Division of Hematology/Oncology, Tisch Cancer Institute, New York, NY, USA.
Support Care Cancer. 2018 Mar;26(3):1013-1016. doi: 10.1007/s00520-017-3923-1. Epub 2017 Oct 8.
Filgrastim-sndz (Zarxio®) was approved by the FDA in March 2015 as a biosimilar product of its reference product, filgrastim (Neupogen®) for all five indications. The NCCN Clinical Practice Guidelines has incorporated filgrastim-sndz into its recommendations as a category 1 recommendation for use in settings of febrile neutropenia, myelosuppressive chemotherapy administration, and post-hematopoietic stem cell transplant (HSCT). As a cost-saving initiative, our institution switched from filgrastim to filgrastim-sndz for all indications starting in March 2016. The purpose of this study was to assess for any difference in clinical or safety outcomes between filgrastim and filgrastim-sndz. This is an IRB-approved, single institution, 1-year retrospective chart review (September 2015 to August 2016) conducted in hospitalized adults who received either filgrastim or filgrastim-sndz either for prophylaxis of chemotherapy-induced myelosuppression or for neutrophil recovery after autologous HSCT. Our data showed no differences in duration of G-CSF therapy (7.96 vs. 8.5 days, P = 0.36), white blood count (WBC) (8.99 vs. 8.04, P = 0.28), absolute neutrophil count (ANC) (7.62 vs. 6.91 × 10/L, P = 0.36) at the time of granulocyte-colony stimulating factor (G-CSF) discontinuation, or safety of filgrastim and filgrastim-sndz.

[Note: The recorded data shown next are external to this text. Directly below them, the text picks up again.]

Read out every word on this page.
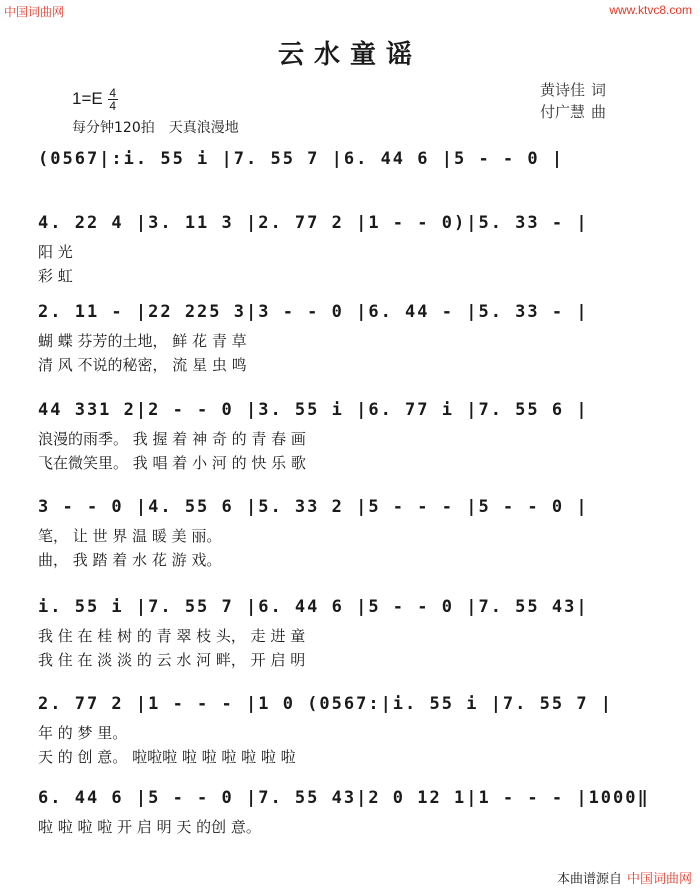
中国词曲网	www.ktvc8.com
云水童谣
$1=E \frac{4}{4}$
每分钟120拍 天真浪漫地
黄诗佳 词
付广慧 曲
(0567|:i. 55 i |7. 55 7 |6. 44 6 |5 - - 0 |
4. 22 4 |3. 11 3 |2. 77 2 |1 - - 0)|5. 33 - |
阳 光
彩 虹
2. 11 - |22 225 3|3 - - 0 |6. 44 - |5. 33 - |
蝴 蝶 芬芳的土地， 鲜 花 青 草
清 风 不说的秘密， 流 星 虫 鸣
44 331 2|2 - - 0 |3. 55 i |6. 77 i |7. 55 6 |
浪漫的雨季。 我 握 着 神 奇 的 青 春 画
飞在微笑里。 我 唱 着 小 河 的 快 乐 歌
3 - - 0 |4. 55 6 |5. 33 2 |5 - - - |5 - - 0 |
笔， 让 世 界 温 暖 美 丽。
曲， 我 踏 着 水 花 游 戏。
i. 55 i |7. 55 7 |6. 44 6 |5 - - 0 |7. 55 43|
我 住 在 桂 树 的 青 翠 枝 头， 走 进 童
我 住 在 淡 淡 的 云 水 河 畔， 开 启 明
2. 77 2 |1 - - - |1 0 (0567:|i. 55 i |7. 55 7 |
年 的 梦 里。
天 的 创 意。 啦啦啦 啦 啦 啦 啦 啦 啦
6. 44 6 |5 - - 0 |7. 55 43|2 0 12 1|1 - - - |1000‖
啦 啦 啦 啦 开 启 明 天 的创 意。
本曲谱源自 中国词曲网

The efficacy and safety of filgrastim and filgrastim-sndz were similar for prophylaxis of chemotherapy-induced neutropenia and neutrophil recovery post-autologous HSCT.
珐博进-sndz(英文商品名:Zarxio®)于 2015 年 3 月获得 FDA 批准,作为原研药非格司亭(英文商品名:Neupogen®)的生物类似药,可用于所有五种适应证。NCCN 临床实践指南已将珐博进-sndz 纳入其建议中,作为发热性中性粒细胞减少症、骨髓抑制性化疗给药以及造血干细胞移植(HSCT)后使用的 1 类推荐。作为一项节省成本的举措,我们机构自 2016 年 3 月起,在所有适应证中开始将非格司亭转换为珐博进-sndz。本研究旨在评估非格司亭和珐博进-sndz 在临床或安全性结局方面是否存在差异。这是一项经过机构审查委员会批准的、单机构、为期 1 年的回顾性图表审查(2015 年 9 月至 2016 年 8 月),在接受非格司亭或珐博进-sndz 的住院成人患者中进行,这些患者接受非格司亭或珐博进-sndz 是为了预防化疗引起的骨髓抑制,或是为了自体 HSCT 后中性粒细胞的恢复。我们的数据显示,G-CSF 治疗的持续时间(7.96 天与 8.5 天,P=0.36)、白细胞计数(WBC)(8.99 天与 8.04 天,P=0.28)、在停用粒细胞集落刺激因子(G-CSF)时的绝对中性粒细胞计数(ANC)(7.62×10/L 与 6.91×10/L,P=0.36)以及非格司亭和珐博进-sndz 的安全性方面无差异。非格司亭和珐博进-sndz 在预防化疗引起的中性粒细胞减少症和自体 HSCT 后中性粒细胞恢复方面的疗效和安全性相似。